Download or read book Trauma written by Lucy Bond and published by Routledge. This book was released on 2019-11-06 with total page 204 pages. Available in PDF, EPUB and Kindle. Book excerpt: Trauma has become a catchword of our time and a central category in contemporary theory and criticism. In this illuminating and accessible volume, Lucy Bond and Stef Craps: provide an account of the history of the concept of trauma from the late nineteenth century to the present day examine debates around the term in their historical and cultural contexts trace the origins and growth of literary trauma theory introduce the reader to key thinkers in the field explore important issues and tensions in the study of trauma as a cultural phenomenon outline and assess recent critiques and revisions of cultural trauma research Trauma is an essential guide to a rich and vibrant area of literary and cultural inquiry.

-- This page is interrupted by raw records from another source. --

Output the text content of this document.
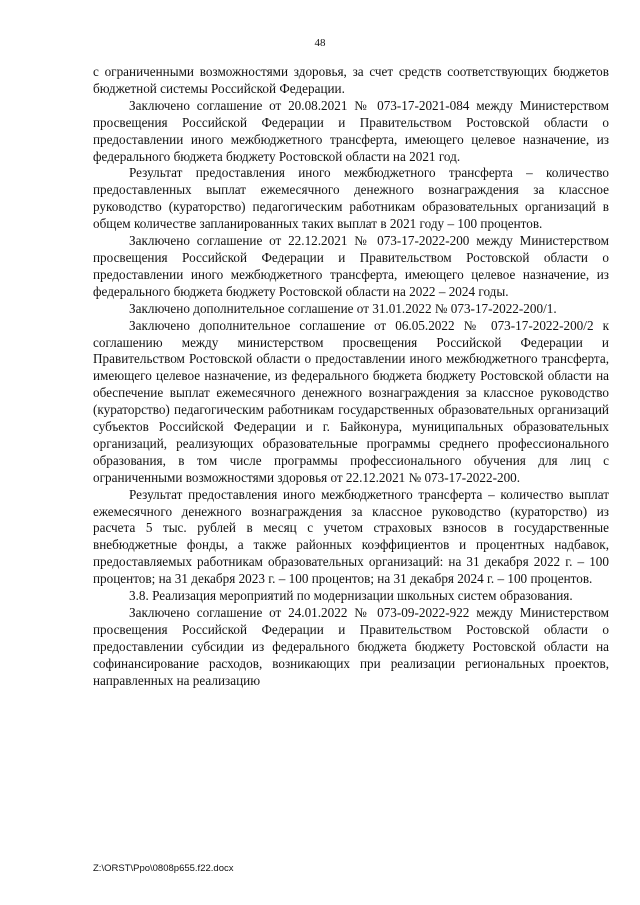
48

с ограниченными возможностями здоровья, за счет средств соответствующих бюджетов бюджетной системы Российской Федерации.

Заключено соглашение от 20.08.2021 № 073-17-2021-084 между Министерством просвещения Российской Федерации и Правительством Ростовской области о предоставлении иного межбюджетного трансферта, имеющего целевое назначение, из федерального бюджета бюджету Ростовской области на 2021 год.

Результат предоставления иного межбюджетного трансферта – количество предоставленных выплат ежемесячного денежного вознаграждения за классное руководство (кураторство) педагогическим работникам образовательных организаций в общем количестве запланированных таких выплат в 2021 году – 100 процентов.

Заключено соглашение от 22.12.2021 № 073-17-2022-200 между Министерством просвещения Российской Федерации и Правительством Ростовской области о предоставлении иного межбюджетного трансферта, имеющего целевое назначение, из федерального бюджета бюджету Ростовской области на 2022 – 2024 годы.

Заключено дополнительное соглашение от 31.01.2022 № 073-17-2022-200/1.

Заключено дополнительное соглашение от 06.05.2022 № 073-17-2022-200/2 к соглашению между министерством просвещения Российской Федерации и Правительством Ростовской области о предоставлении иного межбюджетного трансферта, имеющего целевое назначение, из федерального бюджета бюджету Ростовской области на обеспечение выплат ежемесячного денежного вознаграждения за классное руководство (кураторство) педагогическим работникам государственных образовательных организаций субъектов Российской Федерации и г. Байконура, муниципальных образовательных организаций, реализующих образовательные программы среднего профессионального образования, в том числе программы профессионального обучения для лиц с ограниченными возможностями здоровья от 22.12.2021 № 073-17-2022-200.

Результат предоставления иного межбюджетного трансферта – количество выплат ежемесячного денежного вознаграждения за классное руководство (кураторство) из расчета 5 тыс. рублей в месяц с учетом страховых взносов в государственные внебюджетные фонды, а также районных коэффициентов и процентных надбавок, предоставляемых работникам образовательных организаций: на 31 декабря 2022 г. – 100 процентов; на 31 декабря 2023 г. – 100 процентов; на 31 декабря 2024 г. – 100 процентов.

3.8. Реализация мероприятий по модернизации школьных систем образования.

Заключено соглашение от 24.01.2022 № 073-09-2022-922 между Министерством просвещения Российской Федерации и Правительством Ростовской области о предоставлении субсидии из федерального бюджета бюджету Ростовской области на софинансирование расходов, возникающих при реализации региональных проектов, направленных на реализацию

Z:\ORST\Ppo\0808p655.f22.docx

Decolonizing Methodologies

Decolonizing Methodologies
Author :
Publisher : Bloomsbury Publishing
Total Pages : 256
Release :
ISBN-10 : 9781848139527
ISBN-13 : 1848139527
Rating : 4/5 (27 Downloads)

Book Synopsis Decolonizing Methodologies by : Linda Tuhiwai Smith

Download or read book Decolonizing Methodologies written by Linda Tuhiwai Smith and published by Bloomsbury Publishing. This book was released on 2016-03-15 with total page 256 pages. Available in PDF, EPUB and Kindle. Book excerpt: 'A landmark in the process of decolonizing imperial Western knowledge.' Walter Mignolo, Duke University To the colonized, the term 'research' is conflated with European colonialism; the ways in which academic research has been implicated in the throes of imperialism remains a painful memory. This essential volume explores intersections of imperialism and research - specifically, the ways in which imperialism is embedded in disciplines of knowledge and tradition as 'regimes of truth.' Concepts such as 'discovery' and 'claiming' are discussed and an argument presented that the decolonization of research methods will help to reclaim control over indigenous ways of knowing and being. Now in its eagerly awaited second edition, this bestselling book has been substantially revised, with new case-studies and examples and important additions on new indigenous literature, the role of research in indigenous struggles for social justice, which brings this essential volume urgently up-to-date.